At 6-foot-3 and 225 pounds, Ajou fits in with the rest of the Tigers’ tall, big-bodied receivers from a physical standpoint. He got his feet wet last fall after signing with Clemson as part of the Tigers’ 2020 recruiting class, catching two passes in 10 games. Ajou then capped a promising spring with a six-catch, 102-yard showing in Clemson’s spring game, momentum that seemed to carry over to the fall.

But it’s the mental part of the game where Ajou is still working on those details the most.

When Ladson was lost early to a season-ending groin injury, Ajou got his first career start against Syracuse on Oct. 15 but had some missed blocks on the perimeter. He started again the next week at Pitt and caught a 36-yard pass in the first half but again struggled to adjust some of his blocking assignments based on what the Panthers’ defense was showing, offensive coordinator Tony Elliott said.

“That’s things that a guy with experience is able to work through,” Elliott said then. “He’s got to see that. Even though you show it to him in practice, it happens faster in real time.”

Fast forward to Clemson’s game at Louisville on Nov. 6. When Ngata went out in the second half with a foot injury that’s kept him sidelined since, true freshman Dacari Collins got most of the reps in his place on the outside. The same thing happened when Ross aggravated a stress fracture in his foot early against Connecticut the following week, an injury that might have ended his collegiate career.

Collins finished that game with six catches for 97 yards and got his first career start in Clemson’s win over Wake Forest last week. Should Williams not be able to give it a go again this weekend, the Tigers’ top three receivers for Saturday’s game would be Collins, Beaux Collins and Will Swinney, who started in the slot last week.

Ajou has logged just 34 snaps over the last four games.

“He’s had a couple of opportunities and a couple of starts, and Dacari has just moved ahead right now,” Swinney said following the UConn game. “We love him, but it’s where where we are. Those guys have taken advantage of their opportunities.”

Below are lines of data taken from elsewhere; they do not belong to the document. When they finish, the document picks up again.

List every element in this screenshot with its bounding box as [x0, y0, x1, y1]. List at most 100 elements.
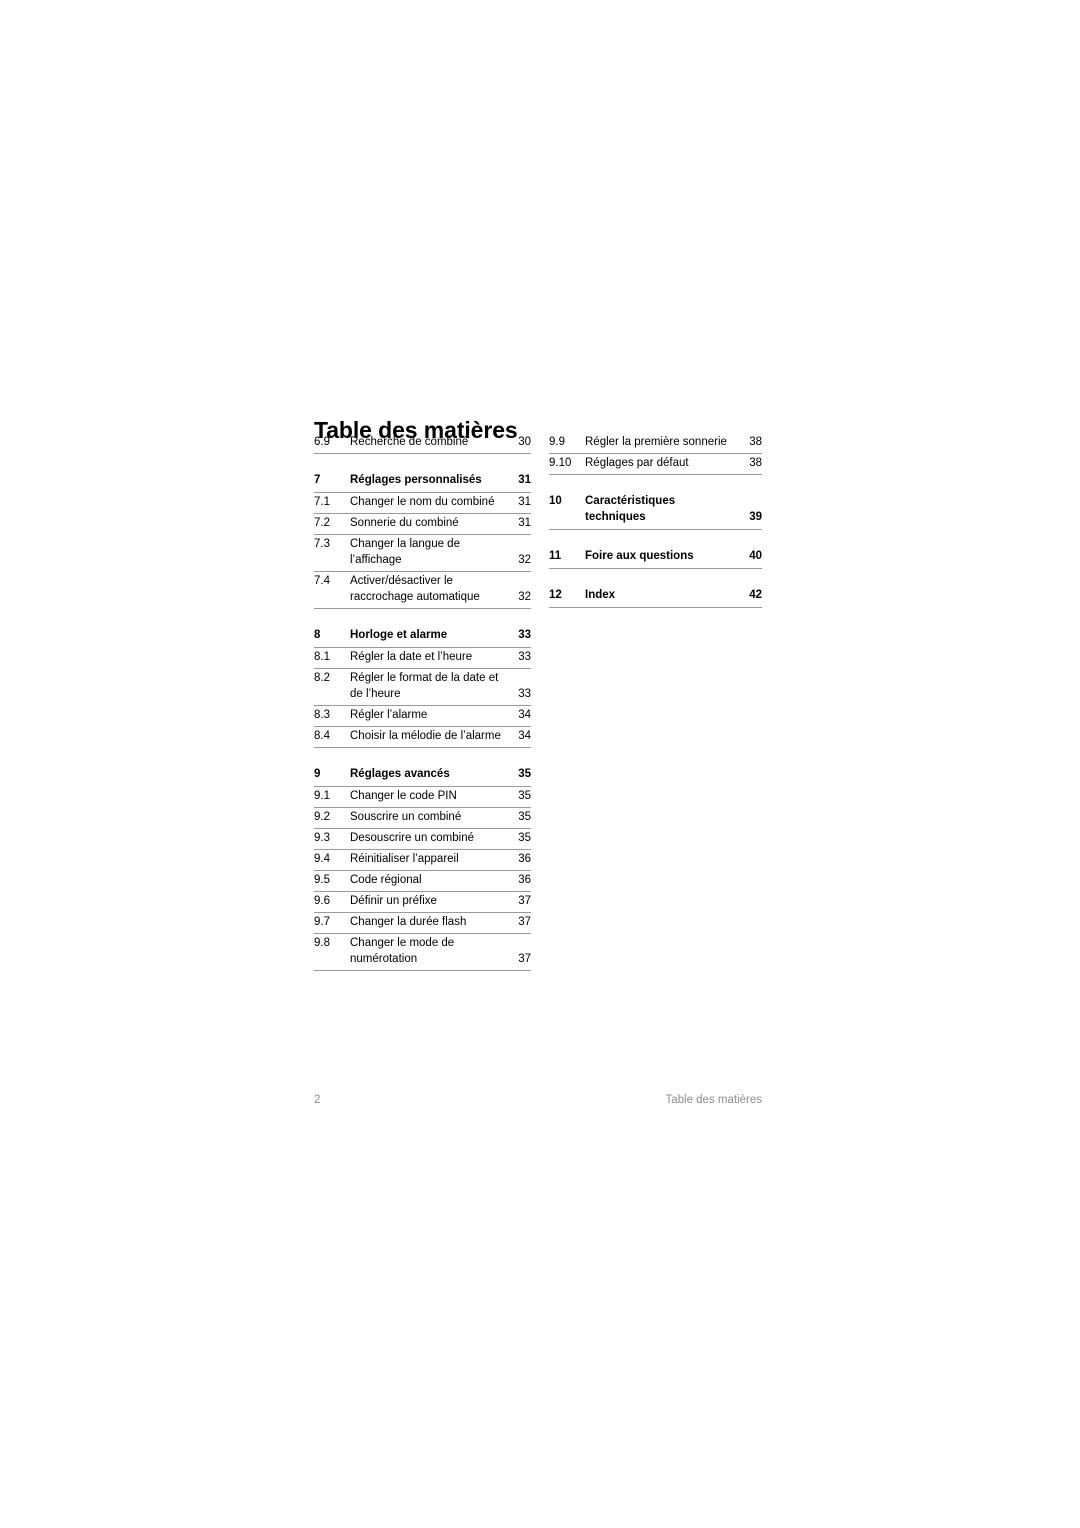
- toc-entry-number: 12: [549, 589, 562, 601]
- toc-entry-label: Choisir la mélodie de l’alarme: [350, 727, 515, 744]
- toc-entry-number: 7.4: [314, 575, 330, 587]
- toc-entry-label: Changer la langue de l’affichage: [350, 535, 515, 568]
- toc-entry-page-number: 38: [749, 457, 762, 469]
- toc-entry-number: 9.10: [549, 457, 572, 469]
- toc-entry-page-number: 42: [749, 589, 762, 601]
- toc-entry-label-line1: Régler la date et l’heure: [350, 651, 473, 663]
- toc-entry-label: Réglages personnalisés: [350, 471, 515, 488]
- toc-entry-label-line2: techniques: [585, 511, 646, 523]
- toc-entry-page-number: 38: [749, 436, 762, 448]
- toc-entry-number: 6.9: [314, 436, 330, 448]
- toc-entry-label-line1: Changer le nom du combiné: [350, 496, 495, 508]
- toc-entry-number: 8.2: [314, 672, 330, 684]
- toc-entry[interactable]: 7.3 Changer la langue de l’affichage 32: [314, 535, 531, 572]
- toc-entry-label-line1: Recherche de combiné: [350, 436, 469, 448]
- toc-entry-label: Régler la première sonnerie: [585, 433, 746, 450]
- toc-entry[interactable]: 9.3 Desouscrire un combiné 35: [314, 829, 531, 850]
- toc-entry[interactable]: 12 Index 42: [549, 586, 762, 608]
- toc-entry[interactable]: 8 Horloge et alarme 33: [314, 626, 531, 648]
- toc-entry-label: Index: [585, 586, 746, 603]
- toc-entry-page-number: 33: [518, 688, 531, 700]
- toc-entry-page-number: 37: [518, 895, 531, 907]
- toc-entry[interactable]: 9 Réglages avancés 35: [314, 765, 531, 787]
- toc-entry-page-number: 30: [518, 436, 531, 448]
- toc-entry-label-line1: Changer le mode de: [350, 937, 455, 949]
- toc-entry-number: 7.1: [314, 496, 330, 508]
- toc-entry-page-number: 31: [518, 474, 531, 486]
- toc-entry-label: Foire aux questions: [585, 547, 746, 564]
- toc-entry-label-line1: Activer/désactiver le: [350, 575, 453, 587]
- toc-entry-number: 9.6: [314, 895, 330, 907]
- toc-entry-label-line2: numérotation: [350, 953, 418, 965]
- toc-entry-label: Changer le nom du combiné: [350, 493, 515, 510]
- toc-entry-label: Changer le code PIN: [350, 787, 515, 804]
- toc-entry[interactable]: 9.4 Réinitialiser l’appareil 36: [314, 850, 531, 871]
- toc-entry-label-line1: Code régional: [350, 874, 422, 886]
- toc-entry-label-line1: Choisir la mélodie de l’alarme: [350, 730, 501, 742]
- toc-entry-label: Définir un préfixe: [350, 892, 515, 909]
- toc-entry-label: Réglages par défaut: [585, 454, 746, 471]
- toc-entry-number: 8: [314, 629, 321, 641]
- toc-entry-label: Réglages avancés: [350, 765, 515, 782]
- toc-entry-number: 9.7: [314, 916, 330, 928]
- toc-entry-number: 8.3: [314, 709, 330, 721]
- toc-entry[interactable]: 9.5 Code régional 36: [314, 871, 531, 892]
- toc-entry[interactable]: 8.3 Régler l’alarme 34: [314, 706, 531, 727]
- toc-entry-label: Activer/désactiver le raccrochage automat…: [350, 572, 515, 605]
- toc-entry-label-line1: Régler l’alarme: [350, 709, 428, 721]
- toc-entry-number: 10: [549, 495, 562, 507]
- toc-entry[interactable]: 9.9 Régler la première sonnerie 38: [549, 433, 762, 454]
- toc-entry-number: 9.5: [314, 874, 330, 886]
- toc-entry-page-number: 31: [518, 517, 531, 529]
- toc-entry[interactable]: 9.7 Changer la durée flash 37: [314, 913, 531, 934]
- toc-entry-label-line1: Horloge et alarme: [350, 629, 448, 641]
- toc-entry-number: 11: [549, 550, 562, 562]
- toc-entry-label-line1: Souscrire un combiné: [350, 811, 462, 823]
- toc-entry-label-line1: Index: [585, 589, 616, 601]
- toc-entry-label-line1: Réglages personnalisés: [350, 474, 482, 486]
- toc-entry[interactable]: 8.4 Choisir la mélodie de l’alarme 34: [314, 727, 531, 748]
- toc-entry-number: 7.3: [314, 538, 330, 550]
- toc-entry[interactable]: 7.4 Activer/désactiver le raccrochage auto…: [314, 572, 531, 609]
- toc-entry-label: Réinitialiser l’appareil: [350, 850, 515, 867]
- toc-entry-label-line1: Régler le format de la date et: [350, 672, 499, 684]
- toc-entry-page-number: 36: [518, 853, 531, 865]
- toc-entry[interactable]: 9.1 Changer le code PIN 35: [314, 787, 531, 808]
- toc-entry-label-line1: Sonnerie du combiné: [350, 517, 459, 529]
- toc-entry[interactable]: 9.10 Réglages par défaut 38: [549, 454, 762, 475]
- toc-entry-number: 8.1: [314, 651, 330, 663]
- toc-entry-page-number: 31: [518, 496, 531, 508]
- toc-entry-label-line1: Réinitialiser l’appareil: [350, 853, 459, 865]
- toc-entry-page-number: 35: [518, 811, 531, 823]
- toc-entry[interactable]: 8.2 Régler le format de la date et de l’he…: [314, 669, 531, 706]
- toc-entry[interactable]: 9.8 Changer le mode de numérotation 37: [314, 934, 531, 971]
- toc-entry[interactable]: 6.9 Recherche de combiné 30: [314, 433, 531, 454]
- toc-entry[interactable]: 10 Caractéristiques techniques 39: [549, 492, 762, 530]
- toc-entry-label-line2: raccrochage automatique: [350, 591, 480, 603]
- toc-entry-label: Recherche de combiné: [350, 433, 515, 450]
- toc-entry[interactable]: 11 Foire aux questions 40: [549, 547, 762, 569]
- toc-entry-number: 7.2: [314, 517, 330, 529]
- toc-entry-label-line1: Desouscrire un combiné: [350, 832, 475, 844]
- toc-entry-page-number: 34: [518, 709, 531, 721]
- document-page: Table des matières 6.9 Recherche de combi…: [0, 0, 1080, 1528]
- toc-entry-page-number: 37: [518, 953, 531, 965]
- toc-entry[interactable]: 8.1 Régler la date et l’heure 33: [314, 648, 531, 669]
- footer-section-label: Table des matières: [665, 1094, 762, 1106]
- toc-entry-page-number: 40: [749, 550, 762, 562]
- toc-entry[interactable]: 9.2 Souscrire un combiné 35: [314, 808, 531, 829]
- toc-entry[interactable]: 7.2 Sonnerie du combiné 31: [314, 514, 531, 535]
- toc-entry-label-line1: Foire aux questions: [585, 550, 694, 562]
- toc-entry-label-line1: Changer le code PIN: [350, 790, 457, 802]
- toc-entry-label: Régler l’alarme: [350, 706, 515, 723]
- toc-entry-label-line1: Réglages avancés: [350, 768, 450, 780]
- toc-entry[interactable]: 7.1 Changer le nom du combiné 31: [314, 493, 531, 514]
- toc-entry-number: 9: [314, 768, 321, 780]
- toc-entry-number: 9.1: [314, 790, 330, 802]
- toc-entry-label: Caractéristiques techniques: [585, 492, 746, 525]
- toc-entry[interactable]: 9.6 Définir un préfixe 37: [314, 892, 531, 913]
- toc-column-left: 6.9 Recherche de combiné 30 7 Réglages perso…: [314, 433, 531, 971]
- toc-entry-page-number: 33: [518, 629, 531, 641]
- toc-entry[interactable]: 7 Réglages personnalisés 31: [314, 471, 531, 493]
- toc-entry-number: 9.4: [314, 853, 330, 865]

Given how frequent the attrition has been at receiver, Swinney said Ajou is going to need to stay ready should the Tigers need him to play more significant snaps down the stretch. Swinney said Ajou has “picked it up a little bit” with his performance in practice the last few weeks, but that major step the Tigers were hoping would come in Ajou’s development this season will likely have to wait.

“We’ve still got a lot of work to do with him,” Swinney said.